With the beginning of the school year, Catholic schools of Brooklyn and Queens welcomed a new superintendent, Deacon Kevin McCormack. A former principal at Xaverian High School in Bay Ridge and co-host of the WABC Radio show, “Religion on the Line” with Rabbi Joseph Potasnik, McCormack has nearly 40 years of education experience to share with the students, parents, and staff of Brooklyn and Queens.
The education system has been through a lot of changes in the past years, and with it, so have students and their learning requirements, according to McCormack, who said he is keen on keeping Catholic education up to date with society’s context. As students headed back for their first day of school last week, McCormack toured a handful of schools in Brooklyn and Queens, meeting some of his new students and colleagues. As superintendent, he will lead the diocese’s efforts to work with school boards and principals to design curriculums and fundraise for school maintenance, staff salaries, and learning programs.
“Students need to be able to think critically,” he said. “They need to imagine a positive world, a world in which they can make a difference. Schools have to make sure they have that right. Kids need to know their history and we need to have them ask the right questions. Sometimes, people do not think critically. They’re not able to analyze, but, in our world right now, where there are so many voices out there, we need our kids to be able to distinguish what is valid, what is authentic and what is not.”

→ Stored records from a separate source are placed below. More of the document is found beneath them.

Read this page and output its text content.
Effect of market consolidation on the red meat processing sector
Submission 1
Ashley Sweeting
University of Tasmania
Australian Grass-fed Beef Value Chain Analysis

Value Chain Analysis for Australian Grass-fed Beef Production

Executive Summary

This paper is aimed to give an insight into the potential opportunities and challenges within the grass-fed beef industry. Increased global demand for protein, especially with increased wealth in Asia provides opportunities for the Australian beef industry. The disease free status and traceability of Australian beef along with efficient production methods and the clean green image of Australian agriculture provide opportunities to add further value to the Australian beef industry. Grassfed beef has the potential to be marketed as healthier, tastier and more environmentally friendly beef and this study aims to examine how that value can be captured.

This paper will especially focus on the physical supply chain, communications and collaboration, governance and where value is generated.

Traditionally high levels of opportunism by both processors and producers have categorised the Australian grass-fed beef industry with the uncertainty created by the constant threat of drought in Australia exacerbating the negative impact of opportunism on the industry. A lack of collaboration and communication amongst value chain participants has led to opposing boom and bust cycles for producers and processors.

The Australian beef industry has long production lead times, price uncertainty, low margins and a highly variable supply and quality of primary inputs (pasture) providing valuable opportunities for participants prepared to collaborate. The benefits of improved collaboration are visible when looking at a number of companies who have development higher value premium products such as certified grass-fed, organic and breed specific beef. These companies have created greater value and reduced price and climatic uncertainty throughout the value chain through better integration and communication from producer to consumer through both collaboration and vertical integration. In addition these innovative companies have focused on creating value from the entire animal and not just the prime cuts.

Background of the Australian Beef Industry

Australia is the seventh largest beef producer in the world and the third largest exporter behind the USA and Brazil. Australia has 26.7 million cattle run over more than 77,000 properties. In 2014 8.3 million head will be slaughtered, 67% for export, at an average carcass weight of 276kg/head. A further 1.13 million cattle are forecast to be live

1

Security at the 84 Catholic schools in Brooklyn and Queens is a number one priority, McCormack said. As the time for students to go back into their classrooms came, and after 29 school shootings have occurred this year, many parents and entire communities are concerned.
“We are updating our security systems all the time,” he said. “We’re in close contact with our precincts and all first respondents. We have regular drills to prepare our kids, our faculty, our staff and our principals.”
The diocese is trying to treat the problem from the root as well by providing access to mental health professionals for students on a weekly basis, he added.
When it comes to addressing some of the most recent polemics that have sprung in the country, such as legal access to abortion and equal marriage rights among same sex people, Brooklyn and Queen’s catholic schools stick to a religious approach for educating, said McCormack.
“The Catholic church has a very strong tradition of moral issues in the way in which they go about certain things and that’s that’s out there,” the deacon said. “The schools are not shy about what we believe, but we also don’t take it out of context because our belief is set within the context of who people are. We invite people to grow as who they are and to realize that we don’t need people to be perfect, but we need people to grow from imperfection.”
After years of low enrollment, more and more families in New York City appear to be turning toward Catholic and other private schools — last school year, enrollment at the city’s private schools increased by 3.8%, according to the New York Post. At St. Joseph the Worker Catholic Academy in Windsor Terrace, registration is up 47% compared to Fall 2019, before the pandemic began, according to the Brooklyn Diocese, and at least 20 Catholic schools in Brooklyn and Queens reported an increase in new students this year.
The average tuition in Diocesan Catholic elementary schools of $4,250 covers only 75% of costs. The rest comes primarily from fundraising and donations. Futures in Education, a financial aid program operated by the Diocese of Brooklyn and Queens offers over $7 million in financial aid and scholarship opportunities to more than 5,000 students to help families with elementary school tuition. Almost $9 million in scholarships are offered to the elementary 8th-grade grade graduates as part of their acceptance to Catholic high schools.
“Over the last 37 years at Xaverian, working with tremendous students and their families, dedicated staff, faculty, administrators, and devoted alumni — and especially with my friend President Alesi, I learned what makes a Catholic School great,” McCormack said in a press release when he was named superintendent. “I am grateful that Bishop Brennan has placed his trust in me to build upon the formative work of Dr. Chadzutko and continue the blessed tradition of excellence in Catholic education.”